Sud-Kivu, mardi 21 avril 2026, assemblée provinciale siégeant à Uvira. Une motion de censure visant le gouverneur Jean-Jacques Purusi a été déposée au bureau de l’organe délibérant par le député provincial Jean Karume. L’initiative intervient dans un contexte exceptionnel : depuis la prise de Bukavu par les rebelles de l’AFC/M23 le 16 février 2025, les institutions provinciales ont été contraintes de se replier à Uvira. Dans une province fragilisée par l’insécurité persistante, cette démarche politique ouvre un nouveau front : celui de la légitimité de l’exécutif provincial en pleine crise.
Accusations de gestion et soupçons de détournement
À l’origine de la motion, des griefs lourds sont formulés contre le gouverneur, notamment l’« incompétence » et le « détournement des fonds publics », selon le député initiateur Jean Karume. Dans un climat déjà tendu, ces accusations s’ajoutent à une défiance institutionnelle grandissante envers la gestion des ressources publiques en période de conflit.
Une province fragmentée par la guerre et la gouvernance
La situation sécuritaire au Sud-Kivu complexifie profondément le fonctionnement administratif. L’occupation de Bukavu par l’AFC/M23 a déplacé le centre de gravité institutionnel vers Uvira, sans pour autant stabiliser les mécanismes de gouvernance. Cette configuration hybride nourrit une question centrale : comment évaluer la performance d’un exécutif provincial opérant dans un contexte de guerre asymétrique ?
Une opinion publique divisée entre rigueur et réalisme
Sur le terrain, les réactions sont profondément contrastées. Pour une partie de la société civile, la motion de censure est non seulement légitime mais nécessaire. Un membre de la Ligue des Indignés pour la citoyenneté responsable déclare : « Les taxes sont perçues mais aucun geste n’est posé. Même peindre un mètre carré d’un mur n’a jamais été fait. »
Il ajoute en comparaison avec d’autres provinces : « En Ituri, malgré l’état de siège, le gouverneur militaire construit des routes et facilite les commerçants. » Dans cette lecture, la crise sécuritaire ne saurait servir d’alibi à l’inaction administrative.
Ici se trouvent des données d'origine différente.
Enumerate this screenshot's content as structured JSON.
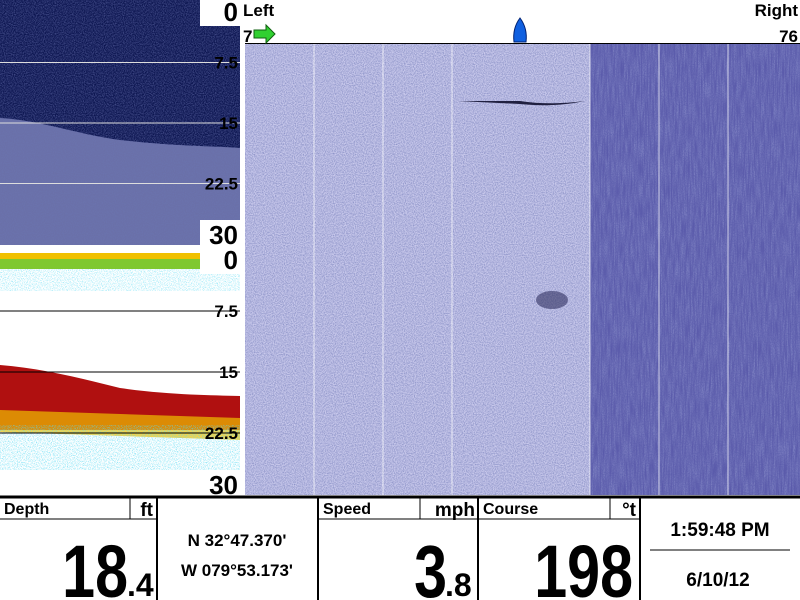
{
  "down_imaging": {
    "scale_labels": [
      "0",
      "7.5",
      "15",
      "22.5",
      "30"
    ]
  },
  "sonar": {
    "scale_labels": [
      "0",
      "7.5",
      "15",
      "22.5",
      "30"
    ]
  },
  "side_imaging": {
    "left_label": "Left",
    "right_label": "Right",
    "left_range": "7",
    "right_range": "76"
  },
  "info_bar": {
    "depth": {
      "label": "Depth",
      "unit": "ft",
      "whole": "18",
      "fraction": ".4"
    },
    "position": {
      "latitude": "N 32°47.370'",
      "longitude": "W 079°53.173'"
    },
    "speed": {
      "label": "Speed",
      "unit": "mph",
      "whole": "3",
      "fraction": ".8"
    },
    "course": {
      "label": "Course",
      "unit": "°t",
      "value": "198"
    },
    "time": "1:59:48 PM",
    "date": "6/10/12"
  }
}
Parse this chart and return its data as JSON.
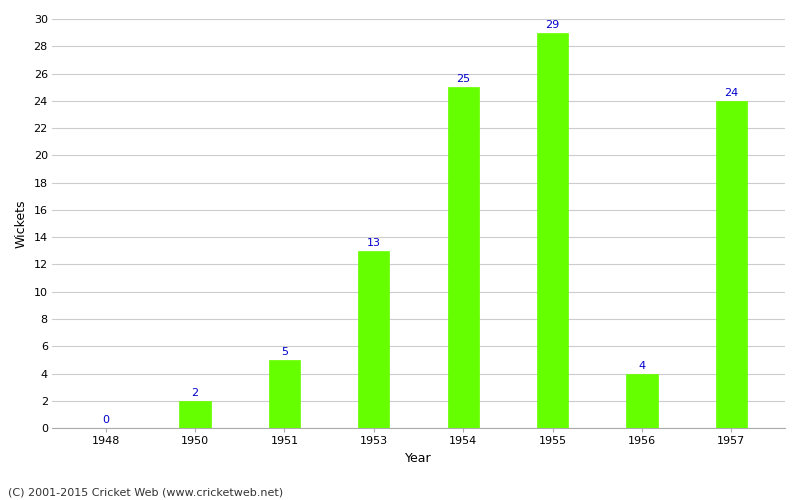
{
  "categories": [
    "1948",
    "1950",
    "1951",
    "1953",
    "1954",
    "1955",
    "1956",
    "1957"
  ],
  "values": [
    0,
    2,
    5,
    13,
    25,
    29,
    4,
    24
  ],
  "bar_color": "#66ff00",
  "bar_edge_color": "#66ff00",
  "label_color": "#0000cc",
  "label_fontsize": 8,
  "xlabel": "Year",
  "ylabel": "Wickets",
  "ylim": [
    0,
    30
  ],
  "yticks": [
    0,
    2,
    4,
    6,
    8,
    10,
    12,
    14,
    16,
    18,
    20,
    22,
    24,
    26,
    28,
    30
  ],
  "background_color": "#ffffff",
  "grid_color": "#cccccc",
  "footer": "(C) 2001-2015 Cricket Web (www.cricketweb.net)",
  "footer_fontsize": 8,
  "axis_label_fontsize": 9,
  "tick_fontsize": 8,
  "bar_width": 0.35
}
À l’inverse, d’autres voix appellent à la retenue. Un acteur de la société civile d’Uvira nuance : « La motion de censure n’est pas vraiment au moment opportun. Les députés eux-mêmes ne résident pas à Uvira, ils ne viennent que pour les plénières avant de repartir vers Bujumbura. »
Cette position met en avant une fragilité plus structurelle : celle de la représentativité effective des institutions en contexte de déplacement forcé.
Un bras de fer politique en temps de guerre
Dans ce climat polarisé, le gouverneur Jean-Jacques Purusi reste silencieux et imperturbable, en attendant la décision du bureau de l’Assemblée provinciale sur la recevabilité de la motion.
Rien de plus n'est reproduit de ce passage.